Connections to sliding gates are notoriously troublesome; even patent devices are unreliable and expensive, hence, gates are generally connected as spurs (with no cut detection)

Will I be able to hear the noise the unit makes in the living areas of my house?

Be sure to locate electrifier units away from living areas as generally they generate some level of noise.

 

Do you have a remote control facility that may be installed next to my Alarm keypad?

[Yes]

(NO – electrifiers are in the guard house and long high tention cables are installed to the remote zones – this is flawed as induction between these cables will cause the system to not “see” a cut wire)

Remote monitor facility does not require heavy cables to be connected and can therefore be more conveniently situated in places other than utility areas.

 

Will I be able to see at a glance if the fence is running at full capacity?

[Yes]

(NO)

Most systems are not very user friendly with only rudimentary indicators that even stumps technical minds.

 

Guarantee period on installation? 

[Two years]

 

Guarantee on equipment? 

[Three years]

Are the fence posts Galvanised & Epoxy coated?

Epoxy coatings should only ever be seen as an aesthetic product as it is not a good rust inhibitor.

 

Will the posts be mounted against, or on top of brick walls?

 

What is the probability of raising an alarm when something (like a car mat) is placed on the strands?

(Brackets can be easily bent down for easy access without alarm)

It is important to understand that when a weight is placed on fencing strands, their location in relation to each other should be such that they should in all likelihood come together in order to cause a short-circuit and thereby raise an alarm.  Thus, at least some strands in a fencing structure must be vertical relative to each other (opposing polarities that is!).

 

If ferrules are used for connecting wires, how do you prevent electrolysis between unlike materials?

Often an oversight, when dissimilar materials are used.  Ferrules make for good and neat connections – but only in the short term.  Soon electrolysis sets in that speeds up corrosion.  A green coating on the ferules is an early telltale.

 

Have you considered structures in neighbouring properties that may assist an intruder?

(especially the one corner –SE- one can simply stand on the neighbour’s wall & step over)

Walls intersecting the perimeter, neighbouring structures and trees must all be carefully considered to ensure an intruder cannot easily get to a position where he can simply step over.

 

If an angled fence is offered:

This may “LOOK” more “secure-apparent” but, due to the general light materials used for electric fence structures, they are easily bent a bit further without the strands coming in contact with each other to raise an alarm.  (Half of the bending is done already!!)  Not only unsightly but much less secure as well!  Rather consider a “T” type structure.

 

What specific arrangement do you suggest at corners?

Corners, steps and gates are the main construction headache areas.  Fences at angles other than plumb generally end up looking like porcupine nests.

 

What about the angled fencing at the gates?
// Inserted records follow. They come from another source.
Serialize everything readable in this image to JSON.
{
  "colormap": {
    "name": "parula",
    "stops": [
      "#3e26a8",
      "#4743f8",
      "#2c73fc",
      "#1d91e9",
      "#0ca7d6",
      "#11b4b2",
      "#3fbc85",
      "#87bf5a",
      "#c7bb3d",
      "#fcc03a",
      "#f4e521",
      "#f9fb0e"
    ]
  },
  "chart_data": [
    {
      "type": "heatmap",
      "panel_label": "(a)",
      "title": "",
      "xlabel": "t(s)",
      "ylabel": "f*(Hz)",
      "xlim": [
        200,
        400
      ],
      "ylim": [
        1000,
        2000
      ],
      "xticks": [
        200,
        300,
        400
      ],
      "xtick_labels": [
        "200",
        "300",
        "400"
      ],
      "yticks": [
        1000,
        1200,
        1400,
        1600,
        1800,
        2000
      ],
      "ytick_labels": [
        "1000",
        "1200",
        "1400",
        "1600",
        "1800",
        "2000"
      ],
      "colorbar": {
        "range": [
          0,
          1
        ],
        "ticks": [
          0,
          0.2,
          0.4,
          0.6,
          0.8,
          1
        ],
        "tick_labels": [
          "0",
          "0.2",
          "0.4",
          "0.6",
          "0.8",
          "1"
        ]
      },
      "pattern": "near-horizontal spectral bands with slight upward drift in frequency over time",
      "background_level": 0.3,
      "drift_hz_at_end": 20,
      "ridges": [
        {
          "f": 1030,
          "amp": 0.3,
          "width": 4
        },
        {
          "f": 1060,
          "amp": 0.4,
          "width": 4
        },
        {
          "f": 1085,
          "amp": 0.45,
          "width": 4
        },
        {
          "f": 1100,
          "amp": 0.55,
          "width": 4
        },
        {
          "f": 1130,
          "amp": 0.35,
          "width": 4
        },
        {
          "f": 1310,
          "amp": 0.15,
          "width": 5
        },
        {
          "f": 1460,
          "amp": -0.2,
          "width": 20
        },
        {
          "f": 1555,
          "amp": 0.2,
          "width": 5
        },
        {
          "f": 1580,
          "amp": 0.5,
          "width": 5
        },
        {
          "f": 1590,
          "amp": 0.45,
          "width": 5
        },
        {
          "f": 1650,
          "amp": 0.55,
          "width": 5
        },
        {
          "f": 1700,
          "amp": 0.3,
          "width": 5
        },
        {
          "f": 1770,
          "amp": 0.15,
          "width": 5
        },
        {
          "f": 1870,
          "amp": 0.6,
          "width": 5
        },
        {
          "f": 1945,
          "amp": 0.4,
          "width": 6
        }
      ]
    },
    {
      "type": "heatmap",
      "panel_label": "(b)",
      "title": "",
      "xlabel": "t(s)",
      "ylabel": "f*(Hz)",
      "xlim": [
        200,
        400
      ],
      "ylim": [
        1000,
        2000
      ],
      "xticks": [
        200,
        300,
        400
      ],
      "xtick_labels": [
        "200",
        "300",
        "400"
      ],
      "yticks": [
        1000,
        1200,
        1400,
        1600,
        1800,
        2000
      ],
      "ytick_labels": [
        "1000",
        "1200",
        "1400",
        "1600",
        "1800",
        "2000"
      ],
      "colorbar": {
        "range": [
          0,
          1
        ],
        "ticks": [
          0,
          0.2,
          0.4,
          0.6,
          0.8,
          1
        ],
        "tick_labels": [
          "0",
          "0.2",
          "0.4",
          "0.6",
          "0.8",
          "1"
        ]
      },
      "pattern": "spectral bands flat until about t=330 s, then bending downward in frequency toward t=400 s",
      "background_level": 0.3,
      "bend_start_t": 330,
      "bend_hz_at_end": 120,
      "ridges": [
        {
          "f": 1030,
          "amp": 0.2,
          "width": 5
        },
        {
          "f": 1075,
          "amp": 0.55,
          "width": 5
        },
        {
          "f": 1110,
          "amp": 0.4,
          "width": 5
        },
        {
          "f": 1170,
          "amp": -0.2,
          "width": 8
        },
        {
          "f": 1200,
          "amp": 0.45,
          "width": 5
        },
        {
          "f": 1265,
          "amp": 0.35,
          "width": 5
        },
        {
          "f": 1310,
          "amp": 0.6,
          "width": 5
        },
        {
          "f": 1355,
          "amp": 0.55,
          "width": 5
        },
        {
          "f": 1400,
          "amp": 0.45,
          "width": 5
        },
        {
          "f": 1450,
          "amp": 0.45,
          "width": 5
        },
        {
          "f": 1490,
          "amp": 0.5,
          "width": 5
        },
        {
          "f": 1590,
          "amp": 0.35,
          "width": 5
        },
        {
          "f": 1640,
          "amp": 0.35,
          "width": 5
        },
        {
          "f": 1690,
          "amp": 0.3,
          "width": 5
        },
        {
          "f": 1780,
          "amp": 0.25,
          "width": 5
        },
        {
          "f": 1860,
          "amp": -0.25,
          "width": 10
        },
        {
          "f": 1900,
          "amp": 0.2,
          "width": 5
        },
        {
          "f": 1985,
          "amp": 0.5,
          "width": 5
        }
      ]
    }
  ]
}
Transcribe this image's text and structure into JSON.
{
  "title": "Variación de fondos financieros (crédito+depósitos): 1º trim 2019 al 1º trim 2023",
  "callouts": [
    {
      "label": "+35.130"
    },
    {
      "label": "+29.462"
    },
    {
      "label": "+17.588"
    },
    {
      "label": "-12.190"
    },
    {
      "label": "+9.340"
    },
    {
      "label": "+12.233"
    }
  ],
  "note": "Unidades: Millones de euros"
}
If you opt for an angled fence, consider how this will work at gates.  Generally, due to obvious snagging complications, perceived security advantages falls by the way side and gates are left straight up.  As a result, the installation ends up even more untidy with no security advantage.

 

IF YOU ARE OFFERED MORE THAN ONE ZONE:

 

What happens to the zones when one energiser is switched off?

Multiple zones should always be done with individual and independent electrifiers.  With single electrifier multi zone systems, the entire fence is switched of when work is done to one zone.

 

What happens to the other zones when there is a short from the High Voltage line to earth in one zone (or if all the strands are compromised – in Zone 1 for instance)

 

Individual electrifiers for each zone have shown to be the most reliable, simplest to maintain with most options/likelihood to remain functioning in adverse conditions.